People who already have immunity to the viral vector of the vaccine produce worse antibodies. But how this will affect the protective properties of the vaccine, only further studies can show.
Friday, May 22, a magazine Lancet published a Phase I clinical trial report of the first SARS-CoV-2 coronavirus vector vaccine. This publication caused a mixed reaction in the scientific community. Testimonials from some leading scientists Stat news,
In the manufacture of the vaccine (manufacturer - CanSino Biologics), scientists used an adenoviral vector. That is, a portion of the SARS-Cov-2 virus genome was delivered to the human body by attenuated type 5 adenoviruses (Ad5). The study showed that people who had immunity against Ad5 before vaccination might have difficulty developing immunity against COVID-19. In addition, in such people, after vaccination, the concentration of antibodies to Ad5 increased. That is, immunity "considered" the vaccine as a means of enhancing immunity against Ad5.
Immunity "busy" with adenovirus
“Definitely, this is one of the biggest problems with using vector vaccines that people could previously be immune to,” said Michael Mina, an epidemiologist of infectious diseases at the School of Public Health T.H. Chan Harvard University.

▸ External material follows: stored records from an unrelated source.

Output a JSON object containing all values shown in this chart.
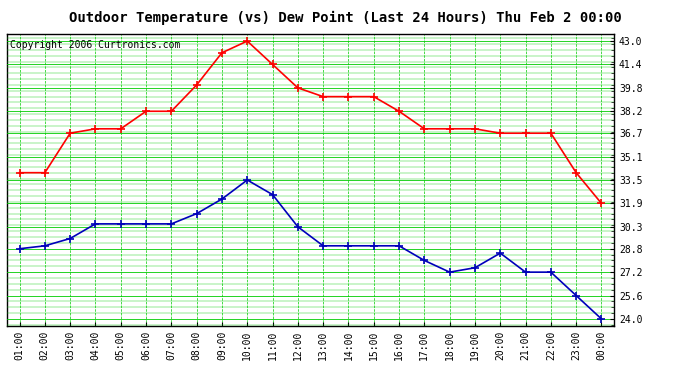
{
  "title": "Outdoor Temperature (vs) Dew Point (Last 24 Hours) Thu Feb 2 00:00",
  "copyright": "Copyright 2006 Curtronics.com",
  "x_labels": [
    "01:00",
    "02:00",
    "03:00",
    "04:00",
    "05:00",
    "06:00",
    "07:00",
    "08:00",
    "09:00",
    "10:00",
    "11:00",
    "12:00",
    "13:00",
    "14:00",
    "15:00",
    "16:00",
    "17:00",
    "18:00",
    "19:00",
    "20:00",
    "21:00",
    "22:00",
    "23:00",
    "00:00"
  ],
  "temp_data": [
    34.0,
    34.0,
    36.7,
    37.0,
    37.0,
    38.2,
    38.2,
    40.0,
    42.2,
    43.0,
    41.4,
    39.8,
    39.2,
    39.2,
    39.2,
    38.2,
    37.0,
    37.0,
    37.0,
    36.7,
    36.7,
    36.7,
    34.0,
    31.9
  ],
  "dew_data": [
    28.8,
    29.0,
    29.5,
    30.5,
    30.5,
    30.5,
    30.5,
    31.2,
    32.2,
    33.5,
    32.5,
    30.3,
    29.0,
    29.0,
    29.0,
    29.0,
    28.0,
    27.2,
    27.5,
    28.5,
    27.2,
    27.2,
    25.6,
    24.0
  ],
  "temp_color": "#FF0000",
  "dew_color": "#0000BB",
  "bg_color": "#FFFFFF",
  "plot_bg_color": "#FFFFFF",
  "grid_color": "#00CC00",
  "y_ticks": [
    24.0,
    25.6,
    27.2,
    28.8,
    30.3,
    31.9,
    33.5,
    35.1,
    36.7,
    38.2,
    39.8,
    41.4,
    43.0
  ],
  "ylim_min": 23.5,
  "ylim_max": 43.5,
  "title_fontsize": 10,
  "copyright_fontsize": 7,
  "tick_fontsize": 7,
  "marker_size": 4,
  "line_width": 1.2
}
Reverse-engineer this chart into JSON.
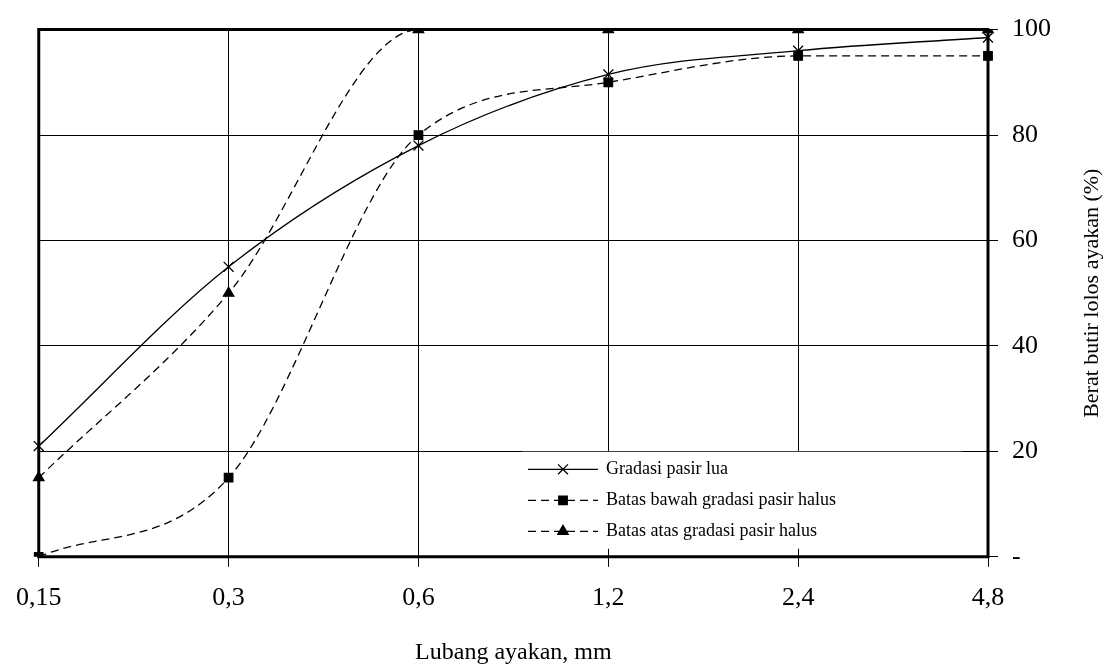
{
  "chart_data": {
    "type": "line",
    "xlabel": "Lubang ayakan, mm",
    "ylabel": "Berat butir lolos ayakan (%)",
    "categories": [
      "0,15",
      "0,3",
      "0,6",
      "1,2",
      "2,4",
      "4,8"
    ],
    "series": [
      {
        "name": "Gradasi pasir lua",
        "color": "#000000",
        "marker": "cross",
        "line_style": "solid",
        "values": [
          21,
          55,
          78,
          91.5,
          96,
          98.5
        ]
      },
      {
        "name": "Batas bawah gradasi pasir halus",
        "color": "#000000",
        "marker": "square",
        "line_style": "dashed",
        "values": [
          0,
          15,
          80,
          90,
          95,
          95
        ]
      },
      {
        "name": "Batas atas gradasi pasir halus",
        "color": "#000000",
        "marker": "triangle",
        "line_style": "dashed",
        "values": [
          15,
          50,
          100,
          100,
          100,
          100
        ]
      }
    ],
    "ylim": [
      0,
      100
    ],
    "yticks": [
      {
        "value": 0,
        "label": "-"
      },
      20,
      40,
      60,
      80,
      100
    ],
    "grid": true,
    "legend": "bottom right"
  }
}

Mina explained that the existing immunity against the viral vector poses a risk that the immune response may be “skewed” in favor of a reaction to known antigens (antigens of the viral vector). Then immunity "does not focus so much on a new aspect, which in this case should be the coronavirus proteins located in the adenoviral vector."
This is unlikely to become a vaccine for the elderly.
Problems that are related to immunity to Ad5 were more likely to be experienced by participants aged 45-60. Stat recalls that in some populations, immunity to this virus can occur in 70% of cases.
“It probably won’t be the vaccine you would like to give to people over 65 because they may have a higher level [имевшегося иммунитета]“, Said Kathryn Edwards, director of Vanderbilt University's vaccine research program, to Stat News.
Will the vaccine give a sufficient titer of antibodies?
The results of the study were predictable by Gary Kobinger, director of the Center for the Study of Infectious Diseases at the University of Laval. He noted that he did not expect this vaccine to be successful.
Cobinger recalled that CanSino was testing an Ebola vaccine with the same vector, and the problem of existing immunity against adenovirus was known. Manufacturers have suggested that it can be circumvented by using a high dose of the vaccine or by changing the route of administration (for example, with nasal use). But CanSino has already reported that a high dose vaccine will not be used in a phase II study.
In the group of participants with existing immunity against Ad5, 28 days after the introduction of the vaccine, the number of antibodies against coronavirus increased four times in 25% of cases (5 people) when using a low dose of the vaccine and 37% (7 people) after the average dose. Katherine Edwards notes that this data is a cause for caution. But she adds that today it is not known what concentration of antibodies is required to protect against coronavirus. It cannot be ruled out that even in this group of patients it will be sufficient, further studies will show this.
The HIV vaccine test, which was based on this principle, was stopped in 2007. For an unknown reason, people who were vaccinated were more likely to become infected during the phase III study. The authors of the study of the vector vaccine against COVID-19 indicate that they remember the possibility of such complications and are going to monitor them.